Es ridículo hacer foco en los perjuicios de la corrección política cuando lo que campea es la sensación de impunidad, no solo en el discurso, sino en los hechos. Los límites han sido desdibujados hasta el absurdo de que tuvimos un candidato a la presidencia que no podía ingresar al país, porque de haberlo hecho, habría sufrido la detención policial por las deudas de pensión alimenticia que acumulaba. El sentido de la ética se ha degradado tanto, que una persona morosa, irresponsable, acusada de conductas impropias, pero crítica de la élite, para demasiada gente ha llegado a representar la figura del héroe, o peor que eso, el papel de salvador.

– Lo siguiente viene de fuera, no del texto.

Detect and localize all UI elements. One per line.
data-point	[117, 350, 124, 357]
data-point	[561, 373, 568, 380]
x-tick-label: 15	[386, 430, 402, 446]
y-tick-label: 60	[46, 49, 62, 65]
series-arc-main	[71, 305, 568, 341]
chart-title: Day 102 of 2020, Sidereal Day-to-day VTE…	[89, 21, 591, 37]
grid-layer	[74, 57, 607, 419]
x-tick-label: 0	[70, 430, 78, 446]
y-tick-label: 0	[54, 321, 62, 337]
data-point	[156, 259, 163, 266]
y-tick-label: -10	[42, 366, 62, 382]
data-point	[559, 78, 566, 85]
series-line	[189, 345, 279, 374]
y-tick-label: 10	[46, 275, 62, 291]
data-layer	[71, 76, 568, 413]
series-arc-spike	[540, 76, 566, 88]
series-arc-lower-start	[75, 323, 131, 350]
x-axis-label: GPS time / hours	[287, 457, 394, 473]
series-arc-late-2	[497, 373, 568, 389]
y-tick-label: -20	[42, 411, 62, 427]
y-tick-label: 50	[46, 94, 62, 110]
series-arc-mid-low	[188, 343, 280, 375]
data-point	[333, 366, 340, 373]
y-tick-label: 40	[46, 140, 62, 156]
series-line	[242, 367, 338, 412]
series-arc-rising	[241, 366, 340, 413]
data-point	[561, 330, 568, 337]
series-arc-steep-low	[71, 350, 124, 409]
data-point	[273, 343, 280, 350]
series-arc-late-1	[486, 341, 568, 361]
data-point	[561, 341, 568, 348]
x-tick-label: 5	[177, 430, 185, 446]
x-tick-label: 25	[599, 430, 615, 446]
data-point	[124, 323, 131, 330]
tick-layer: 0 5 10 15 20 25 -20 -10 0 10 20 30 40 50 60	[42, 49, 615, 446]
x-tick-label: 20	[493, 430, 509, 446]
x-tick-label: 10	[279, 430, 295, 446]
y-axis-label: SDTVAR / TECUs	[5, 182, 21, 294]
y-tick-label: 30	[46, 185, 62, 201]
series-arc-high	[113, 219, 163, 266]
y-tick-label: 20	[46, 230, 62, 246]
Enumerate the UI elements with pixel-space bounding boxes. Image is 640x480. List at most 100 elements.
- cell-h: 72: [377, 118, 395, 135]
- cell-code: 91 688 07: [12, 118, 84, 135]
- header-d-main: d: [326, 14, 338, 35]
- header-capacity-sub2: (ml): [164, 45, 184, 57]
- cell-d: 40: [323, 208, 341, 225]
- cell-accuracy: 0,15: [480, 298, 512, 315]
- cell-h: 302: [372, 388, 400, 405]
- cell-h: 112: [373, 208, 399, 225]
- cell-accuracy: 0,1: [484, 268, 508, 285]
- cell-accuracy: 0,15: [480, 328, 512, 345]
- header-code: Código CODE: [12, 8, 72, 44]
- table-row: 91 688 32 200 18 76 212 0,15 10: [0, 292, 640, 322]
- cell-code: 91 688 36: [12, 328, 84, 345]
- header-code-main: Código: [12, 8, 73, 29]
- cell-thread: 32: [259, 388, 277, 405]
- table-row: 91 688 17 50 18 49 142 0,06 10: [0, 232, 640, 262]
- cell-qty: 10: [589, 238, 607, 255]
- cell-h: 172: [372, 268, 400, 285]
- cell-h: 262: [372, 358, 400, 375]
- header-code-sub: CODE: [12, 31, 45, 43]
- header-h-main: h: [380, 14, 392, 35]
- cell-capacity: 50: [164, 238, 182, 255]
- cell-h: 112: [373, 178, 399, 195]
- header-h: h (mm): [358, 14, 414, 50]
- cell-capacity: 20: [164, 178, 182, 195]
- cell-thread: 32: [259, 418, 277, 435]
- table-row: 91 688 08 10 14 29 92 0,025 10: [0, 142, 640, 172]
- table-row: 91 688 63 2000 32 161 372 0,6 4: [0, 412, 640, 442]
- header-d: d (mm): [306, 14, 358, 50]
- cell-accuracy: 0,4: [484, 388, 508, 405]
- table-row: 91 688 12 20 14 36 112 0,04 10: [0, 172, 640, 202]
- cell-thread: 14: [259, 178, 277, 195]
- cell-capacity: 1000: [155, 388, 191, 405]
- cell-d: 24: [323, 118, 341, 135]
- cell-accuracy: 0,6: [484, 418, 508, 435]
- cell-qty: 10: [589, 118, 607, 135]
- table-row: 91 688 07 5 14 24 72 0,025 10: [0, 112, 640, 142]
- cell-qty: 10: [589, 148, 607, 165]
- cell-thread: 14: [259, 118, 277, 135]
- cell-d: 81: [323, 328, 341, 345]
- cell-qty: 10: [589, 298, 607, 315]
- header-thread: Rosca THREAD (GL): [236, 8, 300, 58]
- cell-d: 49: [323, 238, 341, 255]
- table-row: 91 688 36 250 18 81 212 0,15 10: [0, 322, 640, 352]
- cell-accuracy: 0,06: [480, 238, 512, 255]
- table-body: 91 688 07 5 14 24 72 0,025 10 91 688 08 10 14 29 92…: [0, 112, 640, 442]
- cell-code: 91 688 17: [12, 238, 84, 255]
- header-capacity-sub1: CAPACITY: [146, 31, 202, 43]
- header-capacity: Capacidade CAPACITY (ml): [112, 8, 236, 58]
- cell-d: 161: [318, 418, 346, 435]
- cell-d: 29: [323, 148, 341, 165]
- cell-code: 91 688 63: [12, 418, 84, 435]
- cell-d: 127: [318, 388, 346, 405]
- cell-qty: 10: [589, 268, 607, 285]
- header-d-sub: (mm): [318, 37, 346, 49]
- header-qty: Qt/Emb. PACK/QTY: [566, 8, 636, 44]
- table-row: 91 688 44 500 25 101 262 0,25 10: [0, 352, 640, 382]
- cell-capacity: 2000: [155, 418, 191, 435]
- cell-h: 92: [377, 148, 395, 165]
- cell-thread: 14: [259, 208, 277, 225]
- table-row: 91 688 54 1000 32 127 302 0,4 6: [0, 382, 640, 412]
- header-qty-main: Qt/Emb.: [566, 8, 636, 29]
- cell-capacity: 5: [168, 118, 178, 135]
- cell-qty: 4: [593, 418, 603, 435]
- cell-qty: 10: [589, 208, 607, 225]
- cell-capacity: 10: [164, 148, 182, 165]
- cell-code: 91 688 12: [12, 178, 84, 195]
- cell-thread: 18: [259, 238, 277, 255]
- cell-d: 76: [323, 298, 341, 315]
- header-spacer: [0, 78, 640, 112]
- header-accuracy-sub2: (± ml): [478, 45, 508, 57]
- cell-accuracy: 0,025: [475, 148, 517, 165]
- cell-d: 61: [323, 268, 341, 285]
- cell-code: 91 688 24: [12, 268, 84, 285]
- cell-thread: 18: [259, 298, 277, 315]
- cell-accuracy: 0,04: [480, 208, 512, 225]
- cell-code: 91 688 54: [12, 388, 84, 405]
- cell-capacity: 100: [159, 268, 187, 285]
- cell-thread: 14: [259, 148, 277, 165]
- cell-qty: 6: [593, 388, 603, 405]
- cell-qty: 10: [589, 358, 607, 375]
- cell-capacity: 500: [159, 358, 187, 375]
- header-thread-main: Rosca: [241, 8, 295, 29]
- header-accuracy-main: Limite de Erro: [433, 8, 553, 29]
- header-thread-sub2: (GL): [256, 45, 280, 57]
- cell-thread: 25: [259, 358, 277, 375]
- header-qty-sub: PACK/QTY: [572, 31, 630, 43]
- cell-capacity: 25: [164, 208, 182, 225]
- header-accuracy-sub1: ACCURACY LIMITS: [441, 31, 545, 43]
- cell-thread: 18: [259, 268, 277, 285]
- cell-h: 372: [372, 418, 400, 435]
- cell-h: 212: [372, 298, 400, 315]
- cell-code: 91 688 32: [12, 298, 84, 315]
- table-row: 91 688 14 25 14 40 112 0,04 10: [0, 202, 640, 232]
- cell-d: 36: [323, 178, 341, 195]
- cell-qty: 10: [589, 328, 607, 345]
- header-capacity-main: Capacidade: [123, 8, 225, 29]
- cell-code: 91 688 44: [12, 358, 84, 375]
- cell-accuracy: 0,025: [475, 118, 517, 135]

La impresión final para el ciudadano desprevenido es que en Chile nunca nadie cae en desgracia. A lo más aquellos que son sorprendidos in fraganti se sumergen por un tiempo, para después volver a aparecer como si estuvieran libres de polvo y paja, apostando siempre a la mala memoria colectiva o a ganar un espacio en medio del río revuelto con tanta denuncia a la que es difícil seguirle la pista. Un guion conocido y reconocido de actos de corrupción que nunca se mencionan como tales, sino como irregularidades o desvíos. Montos millonarios defraudados, una fiscalía débil investigando peces gordos, un proceso que se extiende por años, una justicia a paso de tortuga que rara vez impone un castigo que sirva de escarmiento, más bien todo lo contrario. Transgredir las normas, traicionar la confianza pública, defraudar de cuello y corbata no solo se está acercando peligrosamente a tener un costo cero en el plano judicial, sino también en el ámbito de la convivencia social. Si hace tres décadas en lugar de hablar de hacer justicia se prefería hablar de “reconciliación”, y así evitar los bochornos de dar con los responsables de tanto crimen perpetrado en dictadura, ahora lo más cómodo es hablar de los peligros de la cancelación, en lugar de concentrarse en buscar responsabilidades entre quienes han saqueado los recursos públicos y han hecho estallar la confianza en las instituciones democráticas con trampas y mentiras.